※本稿は、リチャード・D・ギンズバーグ、ステファン・A・デュラント、エイミー・バルツェル(著)、来住道子(訳)『スポーツペアレンティング 競技に励む子のために知っておくべきこと』(東洋館出版社)の一部を再編集したものです。
鬼コーチに育てられた11歳の少年が下した決断
「父さん、母さん。僕、ゴルフをやめるよ」
マーヴィンの両親は、11歳の息子からそんな話を聞かされてショックを受けます。
マーヴィンは州内で上位に入ったばかりで、どうしてゴルフをやりたくなくなったのか、両親には見当もつきません。それどころか、いい結果を出せて喜んでいるとばかり思っていたのです。
コーチはマーヴィンの指導にとても熱心です。マーヴィンの試合にはいつも同行し、何時間も練習に付き合います。ゴルファーとして将来有望だと、マーヴィンのことを見込んでいるのです。
コーチは、マーヴィンが集中していなかったり、真面目にやらなかったりすると、怒鳴りつけます。「マーヴィン、何やってるんだ? お前ならもっとできるだろ。そんなプレーをしていたんでは、大会でトップ5には入れないぞ」。
初めのうちは、そんなふうに怒鳴られてもマーヴィンは気にしていませんでした。コーチはゴルフの試合のことを熟知していますし、マーヴィンもそんな彼に多くのことを学び、信頼も寄せていました。
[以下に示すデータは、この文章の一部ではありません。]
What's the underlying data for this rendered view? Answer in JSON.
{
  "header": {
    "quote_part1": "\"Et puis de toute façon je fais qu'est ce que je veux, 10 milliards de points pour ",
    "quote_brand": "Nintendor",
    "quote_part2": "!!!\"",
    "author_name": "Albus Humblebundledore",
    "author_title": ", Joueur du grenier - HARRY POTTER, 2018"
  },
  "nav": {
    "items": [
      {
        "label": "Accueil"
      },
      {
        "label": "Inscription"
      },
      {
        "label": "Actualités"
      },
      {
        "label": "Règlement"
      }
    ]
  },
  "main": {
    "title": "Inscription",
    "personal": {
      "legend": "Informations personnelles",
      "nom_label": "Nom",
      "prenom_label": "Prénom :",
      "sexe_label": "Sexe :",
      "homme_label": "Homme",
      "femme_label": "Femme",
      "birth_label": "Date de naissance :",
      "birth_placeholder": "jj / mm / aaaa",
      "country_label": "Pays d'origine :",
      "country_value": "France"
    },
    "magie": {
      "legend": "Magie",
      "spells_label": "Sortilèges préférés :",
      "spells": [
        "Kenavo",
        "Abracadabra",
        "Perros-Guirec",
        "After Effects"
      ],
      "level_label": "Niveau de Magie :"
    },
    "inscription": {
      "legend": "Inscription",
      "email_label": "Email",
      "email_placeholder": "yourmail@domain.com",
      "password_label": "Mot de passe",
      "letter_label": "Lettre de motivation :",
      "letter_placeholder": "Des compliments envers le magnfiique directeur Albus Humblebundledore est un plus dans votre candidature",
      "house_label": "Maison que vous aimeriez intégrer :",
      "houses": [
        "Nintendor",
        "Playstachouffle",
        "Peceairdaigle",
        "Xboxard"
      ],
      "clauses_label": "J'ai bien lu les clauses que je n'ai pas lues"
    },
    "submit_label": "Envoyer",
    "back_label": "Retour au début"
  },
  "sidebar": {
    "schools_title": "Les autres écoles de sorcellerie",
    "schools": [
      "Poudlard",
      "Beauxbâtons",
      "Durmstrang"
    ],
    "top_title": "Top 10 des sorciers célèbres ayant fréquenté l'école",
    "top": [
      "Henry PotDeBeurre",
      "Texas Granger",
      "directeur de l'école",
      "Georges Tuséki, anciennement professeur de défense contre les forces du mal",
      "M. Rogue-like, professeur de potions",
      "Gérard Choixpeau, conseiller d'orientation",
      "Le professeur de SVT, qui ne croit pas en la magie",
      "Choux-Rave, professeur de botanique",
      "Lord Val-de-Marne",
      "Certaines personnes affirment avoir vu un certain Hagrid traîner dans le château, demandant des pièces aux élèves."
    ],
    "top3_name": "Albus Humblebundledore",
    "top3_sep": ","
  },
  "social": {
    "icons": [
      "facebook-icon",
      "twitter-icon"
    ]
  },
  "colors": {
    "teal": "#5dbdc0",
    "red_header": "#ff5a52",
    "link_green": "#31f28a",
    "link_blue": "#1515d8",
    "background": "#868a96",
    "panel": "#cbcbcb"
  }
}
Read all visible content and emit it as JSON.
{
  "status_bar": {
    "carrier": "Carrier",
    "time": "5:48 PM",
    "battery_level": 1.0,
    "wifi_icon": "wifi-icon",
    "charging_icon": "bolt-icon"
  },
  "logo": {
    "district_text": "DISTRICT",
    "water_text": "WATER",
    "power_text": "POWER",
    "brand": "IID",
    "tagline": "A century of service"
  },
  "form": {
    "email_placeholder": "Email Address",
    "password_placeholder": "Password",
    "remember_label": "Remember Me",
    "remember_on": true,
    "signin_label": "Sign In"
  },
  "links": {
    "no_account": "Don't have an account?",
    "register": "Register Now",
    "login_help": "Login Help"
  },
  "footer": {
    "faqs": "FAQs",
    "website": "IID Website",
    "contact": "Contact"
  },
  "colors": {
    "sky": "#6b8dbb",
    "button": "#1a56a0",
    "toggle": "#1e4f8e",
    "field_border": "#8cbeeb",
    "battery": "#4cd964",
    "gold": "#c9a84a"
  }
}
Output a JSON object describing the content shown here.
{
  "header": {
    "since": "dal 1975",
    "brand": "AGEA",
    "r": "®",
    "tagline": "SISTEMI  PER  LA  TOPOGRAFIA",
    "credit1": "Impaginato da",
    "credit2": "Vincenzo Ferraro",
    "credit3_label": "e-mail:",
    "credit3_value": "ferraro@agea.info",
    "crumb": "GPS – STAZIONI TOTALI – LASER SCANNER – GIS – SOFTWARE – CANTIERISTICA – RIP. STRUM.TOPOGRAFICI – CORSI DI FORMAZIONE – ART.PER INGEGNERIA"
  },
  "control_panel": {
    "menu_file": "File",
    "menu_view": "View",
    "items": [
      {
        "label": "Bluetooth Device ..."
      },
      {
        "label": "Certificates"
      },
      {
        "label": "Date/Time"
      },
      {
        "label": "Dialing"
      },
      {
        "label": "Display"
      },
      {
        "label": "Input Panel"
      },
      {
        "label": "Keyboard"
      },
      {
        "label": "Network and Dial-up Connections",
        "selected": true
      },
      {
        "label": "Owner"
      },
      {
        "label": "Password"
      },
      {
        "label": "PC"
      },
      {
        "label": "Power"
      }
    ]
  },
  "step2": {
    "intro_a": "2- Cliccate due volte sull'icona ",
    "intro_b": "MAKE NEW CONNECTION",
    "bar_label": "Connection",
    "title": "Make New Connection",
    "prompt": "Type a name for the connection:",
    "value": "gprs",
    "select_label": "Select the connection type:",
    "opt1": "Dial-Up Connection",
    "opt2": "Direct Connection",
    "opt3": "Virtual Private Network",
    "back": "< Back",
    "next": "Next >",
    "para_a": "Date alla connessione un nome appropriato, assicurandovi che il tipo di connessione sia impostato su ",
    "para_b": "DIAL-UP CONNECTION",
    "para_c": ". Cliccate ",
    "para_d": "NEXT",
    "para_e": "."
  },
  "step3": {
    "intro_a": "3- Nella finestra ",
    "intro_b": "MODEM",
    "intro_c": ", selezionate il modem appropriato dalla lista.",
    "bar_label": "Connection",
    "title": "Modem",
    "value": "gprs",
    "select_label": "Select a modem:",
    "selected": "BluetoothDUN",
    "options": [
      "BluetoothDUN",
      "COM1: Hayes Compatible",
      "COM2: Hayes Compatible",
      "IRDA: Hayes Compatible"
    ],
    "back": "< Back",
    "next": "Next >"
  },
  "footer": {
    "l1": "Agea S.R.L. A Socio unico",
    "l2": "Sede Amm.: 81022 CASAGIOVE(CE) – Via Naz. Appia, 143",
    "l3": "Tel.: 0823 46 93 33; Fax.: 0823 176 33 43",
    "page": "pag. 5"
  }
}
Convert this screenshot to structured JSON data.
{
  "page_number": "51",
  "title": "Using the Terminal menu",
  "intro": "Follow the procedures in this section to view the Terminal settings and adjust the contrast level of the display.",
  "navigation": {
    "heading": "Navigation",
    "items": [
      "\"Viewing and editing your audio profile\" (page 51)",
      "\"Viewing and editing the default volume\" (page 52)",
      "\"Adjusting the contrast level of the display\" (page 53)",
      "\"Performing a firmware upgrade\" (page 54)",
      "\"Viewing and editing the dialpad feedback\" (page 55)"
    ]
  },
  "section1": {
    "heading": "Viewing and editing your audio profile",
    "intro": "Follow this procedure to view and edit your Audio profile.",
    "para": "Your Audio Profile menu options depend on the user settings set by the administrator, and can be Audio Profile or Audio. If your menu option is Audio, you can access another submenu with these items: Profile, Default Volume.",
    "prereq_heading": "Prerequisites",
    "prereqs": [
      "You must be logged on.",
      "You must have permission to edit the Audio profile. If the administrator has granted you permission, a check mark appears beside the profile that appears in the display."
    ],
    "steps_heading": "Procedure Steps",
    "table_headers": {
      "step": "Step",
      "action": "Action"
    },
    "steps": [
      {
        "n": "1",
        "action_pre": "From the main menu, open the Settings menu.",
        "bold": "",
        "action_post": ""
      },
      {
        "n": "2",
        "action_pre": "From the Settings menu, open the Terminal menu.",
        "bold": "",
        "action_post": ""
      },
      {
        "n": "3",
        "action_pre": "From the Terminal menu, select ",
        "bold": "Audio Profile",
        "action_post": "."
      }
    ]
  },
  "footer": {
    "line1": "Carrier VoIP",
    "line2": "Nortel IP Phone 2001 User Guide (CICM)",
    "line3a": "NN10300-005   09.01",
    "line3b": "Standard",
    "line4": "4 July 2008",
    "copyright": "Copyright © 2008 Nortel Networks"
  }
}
それになにしろ、ゴルフが大好きで、いい結果も出せていたからです。
「8歳児並みだぞ」罵倒が頭にこびりついた
ゴルフが負担に感じられるようになったのは、ある大会の準々決勝で実力も経験も格下の選手に敗れてからでした。
初日の18ホールを終えてスコアが8オーバーまで後退してしまうと、近づいてきたコーチにこう言われました。「みんなが見てるっていうのに、みっともないプレーをして。これじゃ、8歳児並みだぞ」。
この言葉がずっと頭のなかをぐるぐるとめぐり、マーヴィンは著しく気持ちを乱してしまいます。残りのホールでも集中力を欠き、結局、準々決勝2日目で敗退してしまいます。
ボギーを叩くたびに苛立ちを募らせ、自分のことを怒鳴りつけたり、クラブを叩きつけたりする場面もありました。そうしてマーヴィンが崩れていく様子を、コーチは嫌悪感をあらわにただ見ているだけでした。